There is no general rule how to change code that uses the cold TextF interface and preserve the same performance. Sometimes it may not be possible at all, but in many cases performance gains in other operations will compensate for the loss due to more complex structure. The previously costly operations Text.Cat() (& operator) and Text.Sub() are now much faster (for long strings), since no copying takes place.

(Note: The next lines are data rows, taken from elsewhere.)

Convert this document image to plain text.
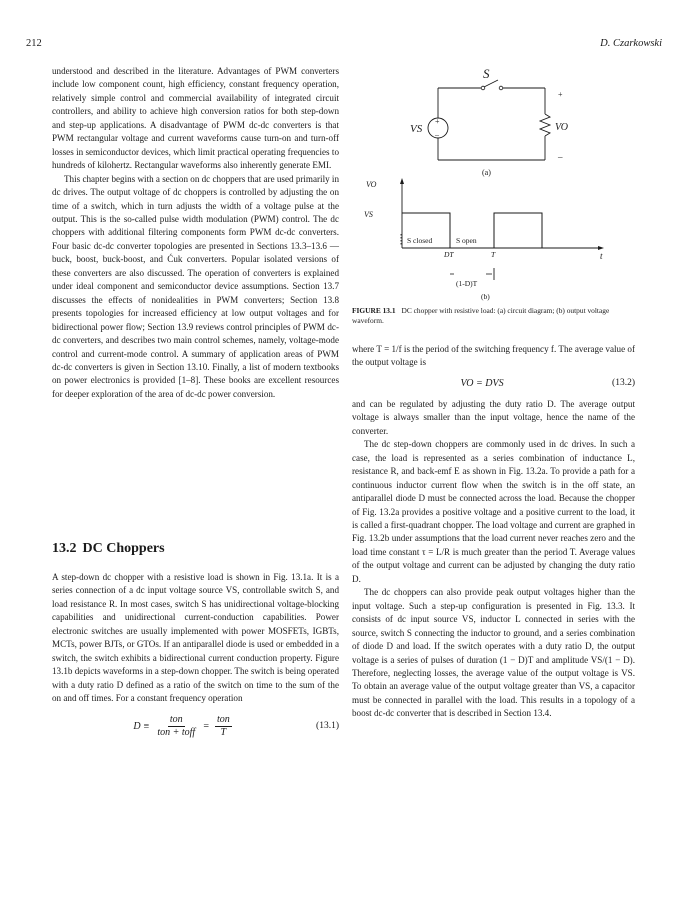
212	D. Czarkowski

understood and described in the literature. Advantages of PWM converters include low component count, high efficiency, constant frequency operation, relatively simple control and commercial availability of integrated circuit controllers, and ability to achieve high conversion ratios for both step-down and step-up applications. A disadvantage of PWM dc-dc converters is that PWM rectangular voltage and current waveforms cause turn-on and turn-off losses in semiconductor devices, which limit practical operating frequencies to hundreds of kilohertz. Rectangular waveforms also inherently generate EMI.

This chapter begins with a section on dc choppers that are used primarily in dc drives. The output voltage of dc choppers is controlled by adjusting the on time of a switch, which in turn adjusts the width of a voltage pulse at the output. This is the so-called pulse width modulation (PWM) control. The dc choppers with additional filtering components form PWM dc-dc converters. Four basic dc-dc converter topologies are presented in Sections 13.3–13.6 — buck, boost, buck-boost, and Ćuk converters. Popular isolated versions of these converters are also discussed. The operation of converters is explained under ideal component and semiconductor device assumptions. Section 13.7 discusses the effects of nonidealities in PWM converters; Section 13.8 presents topologies for increased efficiency at low output voltages and for bidirectional power flow; Section 13.9 reviews control principles of PWM dc-dc converters, and describes two main control schemes, namely, voltage-mode control and current-mode control. A summary of application areas of PWM dc-dc converters is given in Section 13.10. Finally, a list of modern textbooks on power electronics is provided [1–8]. These books are excellent resources for deeper exploration of the area of dc-dc power conversion.

13.2 DC Choppers

A step-down dc chopper with a resistive load is shown in Fig. 13.1a. It is a series connection of a dc input voltage source VS, controllable switch S, and load resistance R. In most cases, switch S has unidirectional voltage-blocking capabilities and unidirectional current-conduction capabilities. Power electronic switches are usually implemented with power MOSFETs, IGBTs, MCTs, power BJTs, or GTOs. If an antiparallel diode is used or embedded in a switch, the switch exhibits a bidirectional current conduction property. Figure 13.1b depicts waveforms in a step-down chopper. The switch is being operated with a duty ratio D defined as a ratio of the switch on time to the sum of the on and off times. For a constant frequency operation

$D \equiv \frac{\text{ton}}{\text{ton + toff}} = \frac{\text{ton}}{T}$	(13.1)
S
+
–
VS
+
VO
–
(a)
VO
t
VS
S closed	S open
DT	T
(1-D)T
(b)
FIGURE 13.1 DC chopper with resistive load: (a) circuit diagram; (b) output voltage waveform.

where T = 1/f is the period of the switching frequency f. The average value of the output voltage is

VO = DVS	(13.2)

and can be regulated by adjusting the duty ratio D. The average output voltage is always smaller than the input voltage, hence the name of the converter.

The dc step-down choppers are commonly used in dc drives. In such a case, the load is represented as a series combination of inductance L, resistance R, and back-emf E as shown in Fig. 13.2a. To provide a path for a continuous inductor current flow when the switch is in the off state, an antiparallel diode D must be connected across the load. Because the chopper of Fig. 13.2a provides a positive voltage and a positive current to the load, it is called a first-quadrant chopper. The load voltage and current are graphed in Fig. 13.2b under assumptions that the load current never reaches zero and the load time constant τ = L/R is much greater than the period T. Average values of the output voltage and current can be adjusted by changing the duty ratio D.

The dc choppers can also provide peak output voltages higher than the input voltage. Such a step-up configuration is presented in Fig. 13.3. It consists of dc input source VS, inductor L connected in series with the source, switch S connecting the inductor to ground, and a series combination of diode D and load. If the switch operates with a duty ratio D, the output voltage is a series of pulses of duration (1 − D)T and amplitude VS/(1 − D). Therefore, neglecting losses, the average value of the output voltage is VS. To obtain an average value of the output voltage greater than VS, a capacitor must be connected in parallel with the load. This results in a topology of a boost dc-dc converter that is described in Section 13.4.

In the compiler release 5.1.2 some minimal support for profiling has been added (option -profile and configuration template additions) for some POSIX platforms. You should use this facility or other profiling tools to find the performance bottlenecks in your programs.

Performance optimization is difficult though. You may find that many things you consider to be obvious optimizations turn out to be pessimizations, and a simple change in one routine can make the program 300% faster. There are also subtle dependencies with garbage collection (heap size, paged out memory, and collection strategy (sweep and copy, incremental and generational, concurrent)). For simple short-running programs it might be better to disable all garbage collection, while long-running interactive applications need all the features of the garbage collector. The garbage collector is more or less effective with different strategies depending on the memory use patterns (e.g. many small objects due to lots of concatenated texts). Have a look at the RTCollector and RTCollectorSRC interfaces to learn more about the garbage collector.

The support of Unicode texts has also introduced another performance bottleneck and interface change which shows itself when interfacing to other languages like C. In the interface M3toC the procedure TtoS is gone. SharedTtoS and FreeSharedS must be used instead. Again, the syntactical change is easy, but the operations are now more costly than before and may contribute an unforeseen amount of execution time to your applications.

Thus said, I should mention that I have ported some medium to big size applications to the CM3 5.1 system, some of which made heavy use of TEXT optimizations, and generally been able to achieve the same performace as before.